2. Beschrijving van het apparaat
(fig. 1)
1. Drukaansluiting
2. Wateraftapplug
3. Manometer
4. Zuigaansluiting
5. Watervulplug
6. Drukschakelaar
3. Reglementair gebruik
Toepassingsgebied
Voor het irrigeren en gieten van plantsoenen,
groentebedden en tuinen
Voor de werking van gazonsproeiers
Met voorfilter voor het ontnemen van water uit
vijvers, beken, regentonnen, regenwater-
verzamelbekken en putten
Voor de huiswatervoorziening
Transportmediums
Voor het transport van helder water (zoet water),
regenwater of licht wasloog/water voor industrie
of landbouw.
De maximale temperatuur van de
transportvloeistof mag in het continue bedrijf
+35°C niet overschrijden.
Met dit apparaat mogen geen brandbare, gas
lekkende of explosieve vloeistoffen
getransporteerd worden.
Het transport van agressieve vloeistoffen (zuren,
logen, uit siloʼs sijpelend sap enz.) en van
vloeistoffen met abrasieve stoffen (zand) moet
eveneens vermeden worden.
De machine mag slechts voor werkzaamheden
worden gebruikt waarvoor ze bedoeld is. Elk ander
verder gaand gebruik is niet reglementair. Voor
daaruit voortvloeiende schade of verwondingen van
welke aard dan ook is de gebruiker/bediener, niet de
fabrikant, aansprakelijk.
Wij wijzen erop dat onze gereedschappen
overeenkomstig hun bestemming niet geconstrueerd
zijn voor commercieel, ambachtelijk of industrieel
gebruik. Wij geven geen garantie indien het
gereedschap in ambachtelijke of industriële bedrijven
alsmede bij gelijk te stellen activiteiten wordt
gebruikt.
4. Technische gegevens
Aansluiting op het net 230V ~ 50 Hz
Opgenomen vermogen 1000 watt
Wateropbrengst max. 3800 l/u
Opvoerhoogte max. 43 m
Opvoerdruk max. 0,43 MPa (4,3 bar)
Aanzuighoogte max.: 8 m
Druk- en zuigaansluiting ca. 33,3 mm (R1IG)
Watertemperatuur max. 35°C
Inhoud van het reservoir: 20 l
Inschakeldruk bij ca.: 0,15 MPa (1,5 bar)
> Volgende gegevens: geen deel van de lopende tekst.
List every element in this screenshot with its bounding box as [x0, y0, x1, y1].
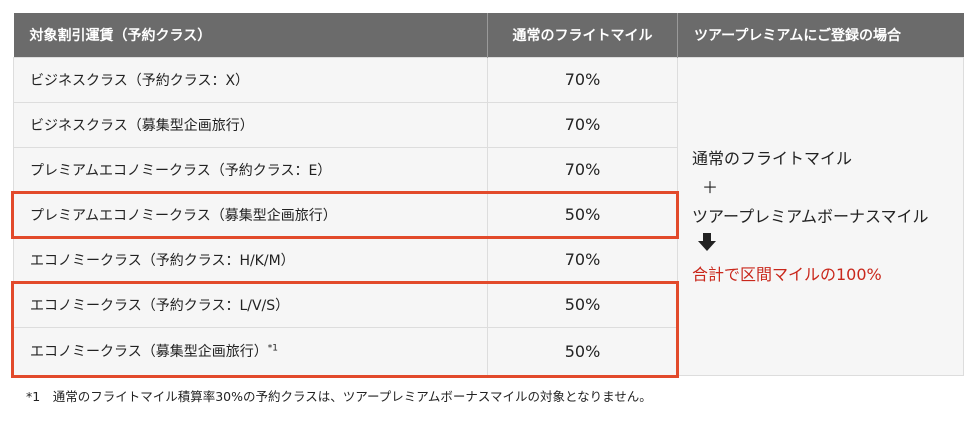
mile-rate-cell: 70%: [487, 101, 678, 148]
down-arrow-icon: [692, 231, 963, 260]
fare-cell: エコノミークラス（予約クラス：H/K/M）: [13, 236, 488, 283]
fare-cell: プレミアムエコノミークラス（予約クラス：E）: [13, 146, 488, 193]
tour-bonus-mile-text: ツアープレミアムボーナスマイル: [692, 206, 929, 226]
fare-cell: ビジネスクラス（予約クラス：X）: [13, 56, 488, 103]
plus-sign: ＋: [702, 177, 719, 197]
tour-normal-mile-text: 通常のフライトマイル: [692, 148, 853, 168]
mile-rate-cell: 50%: [487, 281, 678, 328]
table-row: ビジネスクラス（予約クラス：X） 70% 通常のフライトマイル ＋ ツアープレミ…: [13, 56, 964, 376]
table-header-row: 対象割引運賃（予約クラス） 通常のフライトマイル ツアープレミアムにご登録の場合: [13, 13, 964, 57]
footnote-ref: *1: [267, 343, 278, 354]
table-row: ビジネスクラス（募集型企画旅行） 70%: [13, 101, 964, 148]
header-fare: 対象割引運賃（予約クラス）: [13, 13, 488, 57]
header-tour-premium: ツアープレミアムにご登録の場合: [677, 13, 964, 57]
mile-rate-cell: 50%: [487, 191, 678, 238]
tour-total-result-text: 合計で区間マイルの100%: [692, 264, 882, 284]
table-row: エコノミークラス（予約クラス：H/K/M） 70%: [13, 236, 964, 283]
mile-rate-cell: 70%: [487, 146, 678, 193]
footnote-text: *1 通常のフライトマイル積算率30%の予約クラスは、ツアープレミアムボーナスマ…: [26, 389, 652, 404]
fare-mileage-table: 対象割引運賃（予約クラス） 通常のフライトマイル ツアープレミアムにご登録の場合…: [13, 13, 964, 376]
table-row: プレミアムエコノミークラス（募集型企画旅行） 50%: [13, 191, 964, 238]
fare-cell: ビジネスクラス（募集型企画旅行）: [13, 101, 488, 148]
table-row: エコノミークラス（募集型企画旅行）*1 50%: [13, 326, 964, 376]
tour-premium-cell: 通常のフライトマイル ＋ ツアープレミアムボーナスマイル 合計で区間マイルの10…: [677, 56, 964, 376]
mile-rate-cell: 70%: [487, 56, 678, 103]
fare-cell: エコノミークラス（予約クラス：L/V/S）: [13, 281, 488, 328]
header-mile: 通常のフライトマイル: [487, 13, 678, 57]
fare-cell: プレミアムエコノミークラス（募集型企画旅行）: [13, 191, 488, 238]
mile-rate-cell: 50%: [487, 326, 678, 376]
fare-cell: エコノミークラス（募集型企画旅行）*1: [13, 326, 488, 376]
fare-text: エコノミークラス（募集型企画旅行）: [30, 344, 268, 360]
table-row: エコノミークラス（予約クラス：L/V/S） 50%: [13, 281, 964, 328]
mile-rate-cell: 70%: [487, 236, 678, 283]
Uitschakeldruk bij ca.: 0,3 MPa (3 bar)
5. Vóór ingebruikneming
5.1 Aansluiting van de zuigleiding
In principe raden wij het gebruik van een voorfilter en
van een zuiggarnituur met zuigslang, zuigkorf en
terugslagklep aan om lange heraanzuigtijden en een
onnodige beschadiging van de pomp door stenen en
vaste vreemde voorwerpen te verhinderen.
De diameter van de zuigleiding, slang of buis,
moet minstens ca. 19 mm (3/4 duim) bedragen;
bij een zuighoogte van meer dan 5 m wordt ca.
33,3 mm (R1IG) aanbevolen.
Zuigklep (voetklep) met zuigkorf monteren aan
de zuigleiding.
De zuigleiding van het wateraftappunt naar het
apparaat stijgend leggen. Vermijd absoluut om
de zuigleiding te leggen boven de hoogte van de
pomp; luchtbellen in de zuigleiding vertragen en
verhinderen het aanzuigen.
Zuig- en drukleiding moeten zo worden
aangebracht dat ze geen mechanische druk
uitoefenen op het apparaat.
De zuigklep moet diep genoeg in het water
liggen, zodat een droogloop van het apparaat
wordt vermeden doordat de waterstand daalt.
Een ondichte zuigleiding verhindert door lucht
aan te zuigen dat er water wordt aangezogen.
5.2 Aansluiting van de drukleiding
De drukleiding (moet min. 19 mm (3/4” zijn))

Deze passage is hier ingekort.